Betty L. Nordaas had a close encounter with local elections this past winter and decided she liked what she saw. Now, Nordaas, 53, is the county's new elections chief.

She didn't set out to take on the job of ensuring that Howard voters have a smooth time at the polls. Nordaas retired in November from Verizon, where she had spent 35 years. She began as a customer service representative for the old C & P Telephone and eventually moved up to information technology. Most recently, she worked in network capital management.

With time on her hands, Nordaas got involved in local elections. During the winter she heeded the call for elections judges, those folks who step up periodically to help localities make the process run smoothly. Every time there is a countywide vote, Howard needs about 700 of those judges. Nordaas worked in the March 2 Maryland primary, part of Super Tuesday in this year's presidential contest.

"It was very rewarding. I really enjoyed it," Nordaas told reporters Monday when her appointment was announced.

Soon afterward, Nordaas learned that the county job of election chief was coming open. She applied and was picked from 31 applicants interviewed by the Board of Elections. She will be paid $55,164 to oversee a staff of seven in the elections office in Columbia. Nordaas replaces Robert J. Antonetti Sr., who retired March 31 after 3 1/2 years on the job.

A 24-year resident of Howard County, Nordaas holds a bachelor's degree in business from the University of Maryland and a master's degree in information technology management from Johns Hopkins University. She grew up in Oxon Hill in Prince George's County and lives with her husband, Arnstein, and son Jeffrey on Owen Brown Road in Columbia.

Nordaas's management experience and background in information technology should be important in the high-tech era of touch screen voting, said Howard elections board President Guy L. Harriman. Unlike some jurisdictions, Howard has experienced few problems with touch screen voting, Harriman said.

Nordaas said that was her impression when she worked as an elections judge. "People needed guidance . . . but most people felt great about it. . . . They were so excited and so proud of themselves."

Getting Advice on Pavilion

County officials are finalizing a contract with a Baltimore firm to become the consultant on the future of Merriweather Post Pavilion.

Jim Vannoy, special assistant to County Executive James N. Robey (D), said the deal should be inked soon with Ziger/Snead. Among other things, the company will be asked to examine the markets for the existing outdoor concert venue that seats 19,000 and for an enclosed, smaller theater that the Rouse Co. has proposed as a condition of a sale to the county.

Dennis W. Miller, a Rouse Co. vice president, said Rouse wants county officials to make a decision by the end of the year. It has other potential buyers if the county decides not to purchase the site, he said. Merriweather is valued at about $4.2 million, according to state property tax records. Rouse won't say what its asking price is.

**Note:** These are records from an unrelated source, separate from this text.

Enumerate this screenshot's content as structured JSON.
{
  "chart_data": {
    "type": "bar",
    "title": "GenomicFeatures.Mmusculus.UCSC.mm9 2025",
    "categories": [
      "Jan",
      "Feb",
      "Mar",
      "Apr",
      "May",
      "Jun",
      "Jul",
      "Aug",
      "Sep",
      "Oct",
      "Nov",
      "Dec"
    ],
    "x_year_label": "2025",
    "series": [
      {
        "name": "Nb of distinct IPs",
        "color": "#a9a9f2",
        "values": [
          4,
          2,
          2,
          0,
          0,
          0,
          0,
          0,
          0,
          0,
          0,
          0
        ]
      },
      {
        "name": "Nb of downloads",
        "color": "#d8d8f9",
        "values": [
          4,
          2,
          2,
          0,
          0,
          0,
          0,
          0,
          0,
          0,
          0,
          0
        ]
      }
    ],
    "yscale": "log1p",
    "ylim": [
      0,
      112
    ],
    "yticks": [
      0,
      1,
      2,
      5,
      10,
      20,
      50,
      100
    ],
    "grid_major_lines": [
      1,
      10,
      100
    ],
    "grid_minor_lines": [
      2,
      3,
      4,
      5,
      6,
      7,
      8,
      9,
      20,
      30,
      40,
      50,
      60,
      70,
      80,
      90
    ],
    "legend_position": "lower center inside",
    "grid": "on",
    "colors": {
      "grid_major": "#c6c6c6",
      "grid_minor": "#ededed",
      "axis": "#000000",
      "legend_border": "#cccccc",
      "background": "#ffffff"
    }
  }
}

In the meantime, a community panel appointed by Robey to advise the county on the wisdom of purchasing the 37-year-old amphitheater will hold it second meeting Wednesday. The panel is planning to tour the 10-acre site and talk further with Merriweather officials. Rouse and Merriweather officials have said the amphitheater has had a stronger season this year than last.

The panel is headed by Rand Griffin, head of Corporate Office Properties Trust, a real estate investment firm. After last month's announcement that Rouse was being sold to General Growth Properties, a Chicago firm specializing in shopping malls, Corporate Office Properties expressed interest in buying some of the Rouse-owned office buildings in Columbia.

Meanwhile, a local group of Merriweather aficionados has incorporated as a nonprofit, Save Merriweather Inc. "The next few months will be a major turning point for Merriweather Post Pavilion," said Ian Kennedy, president and co-founder.

The group believes that Merriweather should "continue to serve as a regional entertainment center for residents of the Baltimore-Washington metropolitan area and should stand as the cultural anchor of Columbia's" Town Center, Kennedy said.

At least one representative plans to testify during a County Council hearing next Thursday about possible zoning changes for Columbia and to comment during an Oct. 5 planning board meeting on a Rouse Co. proposal to develop 51 acres next to Merriweather Post.